By hiring a TPA, a plan sponsor is basically outsourcing the government regulated compliance requirements. Technically, a plan sponsor could do this work themselves, but doing so would not be an efficient use of their time.
What is the difference between a Plan Administrator and Plan Sponsor? Many times the Plan Sponsor and the Plan Administrator are the employer sponsoring the plan. However, an employer may appoint a specific person to be the Plan Administrator. This person is typically an employee of the employer.
Ultimately, the Plan Administrator and Plan Sponsor are responsible for the compliance portion of the plan such as form filings, employee communications and testing requirements. The Department of Labor and IRS require that the Plan Administrator sign the Form 5500. However, it is not a requirement that the Plan Sponsor sign it.
We hope that you will choose Crest Retirement for your TPA services. Although we may not always be the right fit, we hope that we can at least help you in your decision making process.

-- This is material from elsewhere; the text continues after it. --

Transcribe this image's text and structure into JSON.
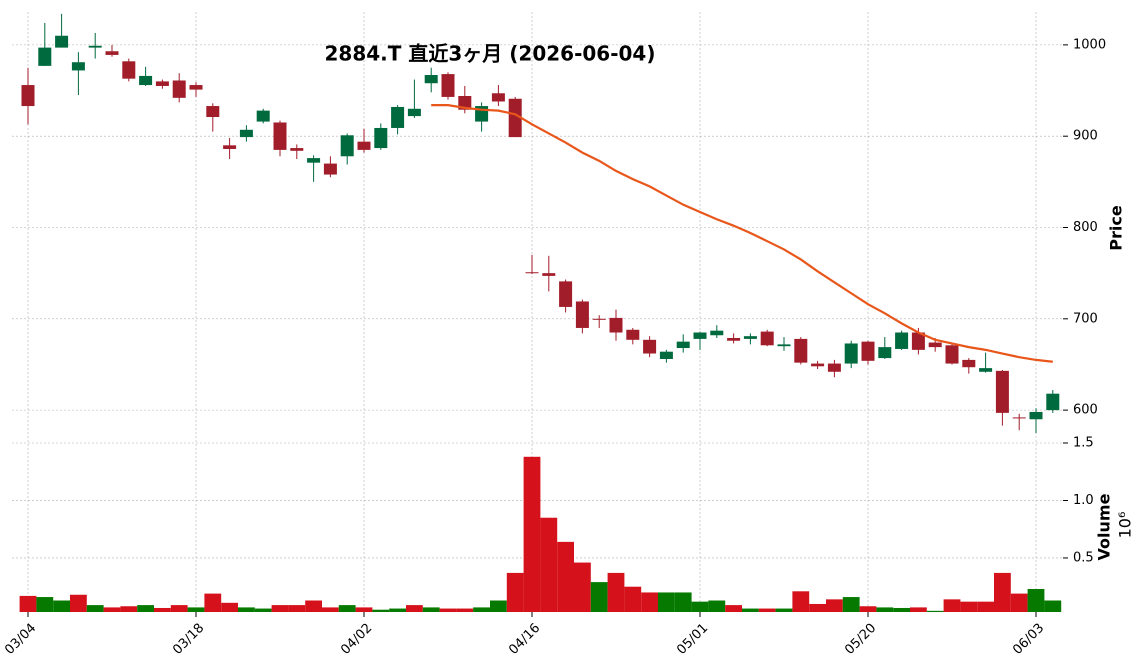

Choosing a TPA is essential to your plan’s success. Be sure to ask the following to your TPA:
- How long has TPA been in business?
- Costs for administration, Form 5500, setup/conversion and plan document
- Do they have anyone who is designated as an Enrolled Retirement Plan Agent with the IRS?
- What other designations does staff have?
- What services do they offer regarding IRS or Department of Labor plan audits? At what cost?
- Do the TPA’s fees and services include a complimentary annual planning meeting?